The bank has also been a major philanthropic institution, and Young himself has a family foundation. He is particularly proud of the Latino scholarship fund, which pays for a score of students to attend Colorado Mountain College every year.
“To me, the key to success is to be fully invested in your community,” he said. “It doesn’t happen instantaneously, but over a period of years those dividends pay off.”
It seems to have worked on a business level. Alpine Bank has never had a mass layoff, and weathered the recession better than many larger institutions.
“I think the banks that bore the brunt of the fallout from the recession are the big banks – justifiably,” he said.
“It was still hard on us,” he added. “We only had one unprofitable year, but it was a loss of almost $50 million. A lot of the problems we had were securities that were packaged by larger institutions. We had to kind of accept it and go on.”
The bank has done better each year since 2010, and Young is optimistic that the worst is over.
“I’m convinced that if another downturn hits, it won’t hurt us in such a major way,” he said. “I wouldn’t relish to go through that again in my lifetime. It’s made us smarter and a little more cautious. It’s still a business where you have to take some risk, but know who you’re betting on. I’m afraid that the top five or six financial institutions are still too big to fail, and that’s not a good sign, but the amount of due diligence we do now is so much greater than it was in the past.”
Although Young has devoted most of his life to his business, he also finds time to play. An enthusiastic outdoorsman, he enjoys skiing and golf, but his greatest passion is sports car racing.

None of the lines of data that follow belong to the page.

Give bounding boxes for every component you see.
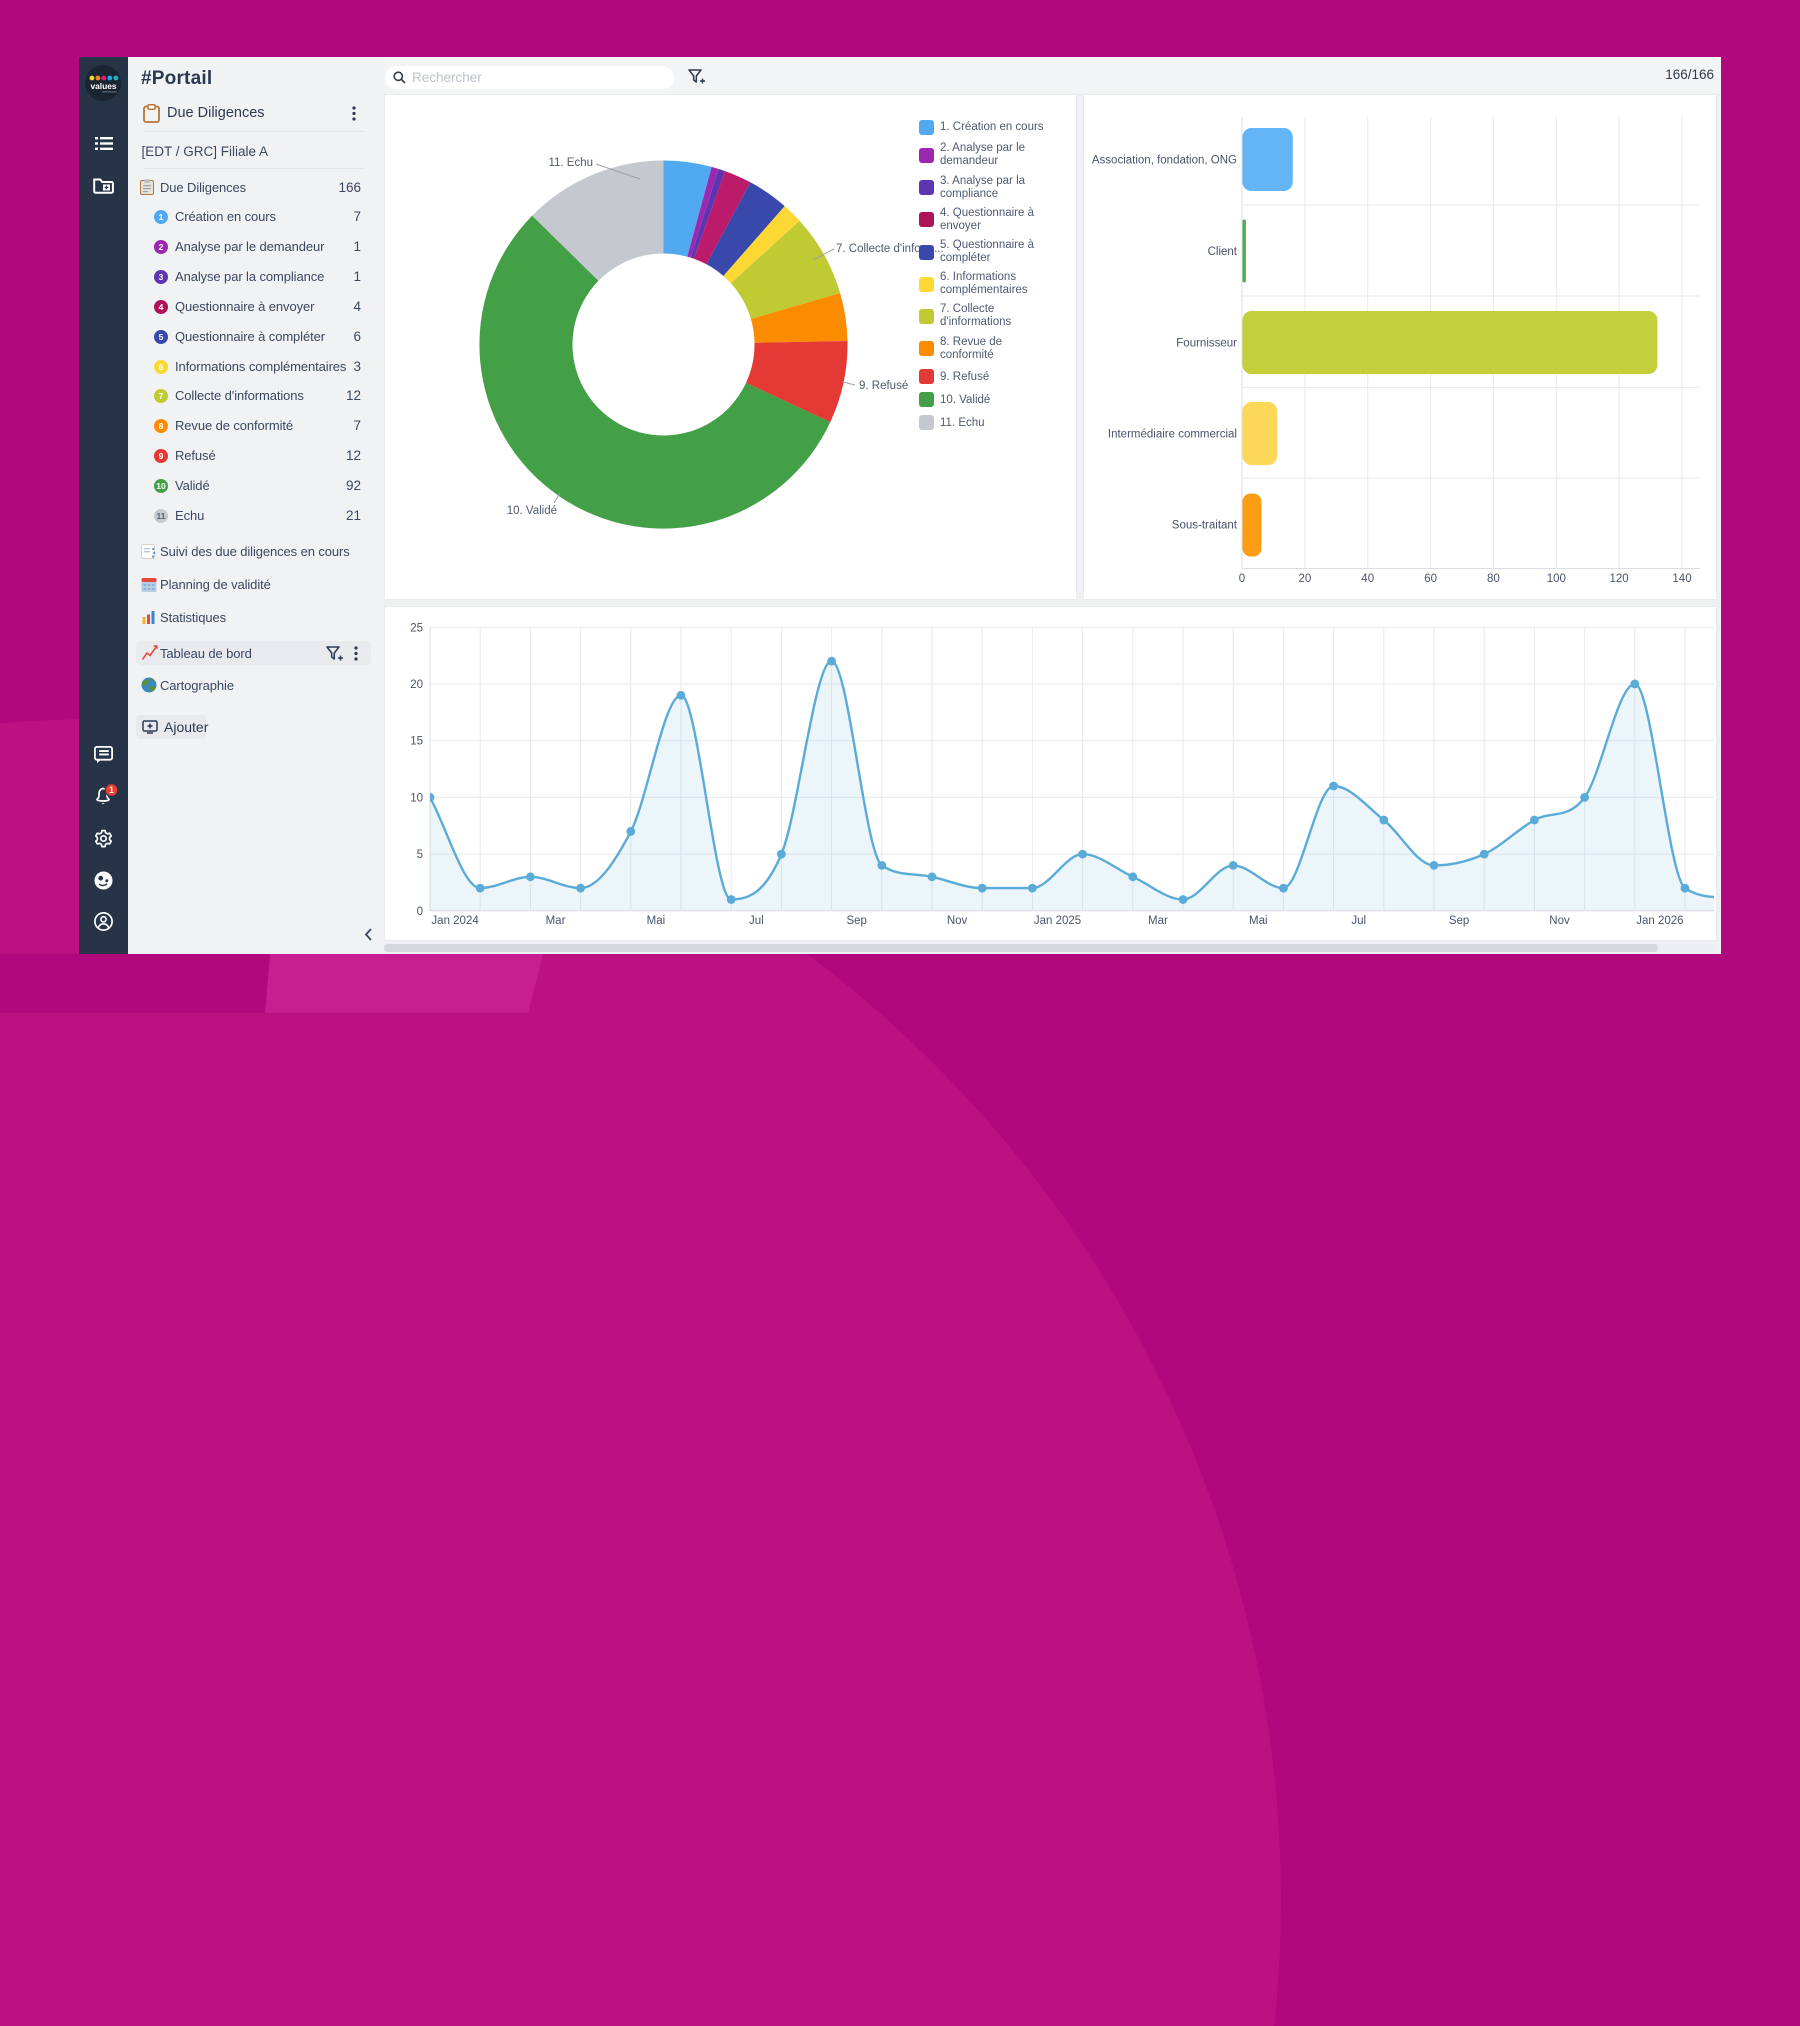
svg-text:9. Refusé: 9. Refusé <box>859 380 908 392</box>
svg-text:25: 25 <box>410 622 423 634</box>
svg-text:7. Collecte d'inform...: 7. Collecte d'inform... <box>836 243 944 255</box>
svg-text:Jul: Jul <box>749 915 764 927</box>
svg-text:11. Echu: 11. Echu <box>548 157 593 169</box>
svg-text:Mai: Mai <box>647 915 666 927</box>
svg-text:120: 120 <box>1610 573 1629 585</box>
svg-text:5: 5 <box>417 849 423 861</box>
svg-text:15: 15 <box>410 736 423 748</box>
svg-text:10: 10 <box>410 792 423 804</box>
svg-text:Fournisseur: Fournisseur <box>1176 338 1237 350</box>
svg-text:Association, fondation, ONG: Association, fondation, ONG <box>1092 155 1237 167</box>
svg-text:Nov: Nov <box>947 915 968 927</box>
svg-text:80: 80 <box>1487 573 1500 585</box>
svg-text:Jul: Jul <box>1351 915 1366 927</box>
svg-text:20: 20 <box>1299 573 1312 585</box>
svg-text:40: 40 <box>1361 573 1374 585</box>
svg-text:0: 0 <box>417 906 423 918</box>
svg-text:Sep: Sep <box>846 915 866 927</box>
svg-text:values: values <box>90 81 116 91</box>
svg-text:100: 100 <box>1547 573 1566 585</box>
svg-text:60: 60 <box>1424 573 1437 585</box>
svg-text:1: 1 <box>109 785 114 795</box>
svg-text:Intermédiaire commercial: Intermédiaire commercial <box>1108 429 1237 441</box>
svg-text:Jan 2024: Jan 2024 <box>431 915 479 927</box>
svg-text:140: 140 <box>1672 573 1691 585</box>
svg-text:Mar: Mar <box>546 915 566 927</box>
svg-text:Nov: Nov <box>1549 915 1570 927</box>
svg-text:Jan 2025: Jan 2025 <box>1034 915 1081 927</box>
svg-text:Sep: Sep <box>1449 915 1469 927</box>
svg-text:Mai: Mai <box>1249 915 1268 927</box>
svg-text:10. Validé: 10. Validé <box>507 505 557 517</box>
svg-text:Sous-traitant: Sous-traitant <box>1172 520 1238 532</box>
svg-text:Jan 2026: Jan 2026 <box>1636 915 1683 927</box>
svg-text:20: 20 <box>410 679 423 691</box>
svg-text:Client: Client <box>1208 246 1238 258</box>
svg-text:0: 0 <box>1239 573 1245 585</box>
svg-text:Mar: Mar <box>1148 915 1168 927</box>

“I did not miss a year of racing from 1968 until 2008,” he said.
He started out splitting the cost of a car with a fellow banker and joining the Sports Car Club of America.

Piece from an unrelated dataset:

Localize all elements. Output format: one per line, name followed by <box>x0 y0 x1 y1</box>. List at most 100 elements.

“Little by little we went from a Formula V up to Formula 4,” he said. “It’s a little bit addictive, but never got to the point where it was a huge money drain.”
Young’s team won division titles in Sports Car Club of America seven times. He finished fifth in class in both the 24 Hours of Daytona and the Baja 1,000.
He still does a few lower key events occasionally.
“It’s not competitive so long as nobody passes you,” he said.
Still, he finds himself slowing down.
“I’m afraid one of my kids might retire before I do, I still love coming to the bank and truly enjoy the interaction with people at every level,” he said. “I don’t think that will ever change, but I don’t have the energy or the time to do what I did 20 years ago.”
Young has three biological children who will be in charge of managing his foundation someday, as well as two adopted kids.
“I told them early on that I’d help them some but that giving you a lot of money isn’t going to help a lot,” he said. “Bequeathing values will make a big difference. People are pretty quick to identify people who are too full of themselves.”
Young remains head of the board and makes a point of interviewing every management trainee.
“Life is so much better when you hire well,” he said.
Though he spends much of his winters in the Florida Keys, he returns to the valley on a monthly basis and he has no plans to settle anywhere else.
“This is still my place,” he said. “Life has been good to me, not because I’m smart or a visionary, but because we’ve had the support of the community. We try to give back in every way we can.”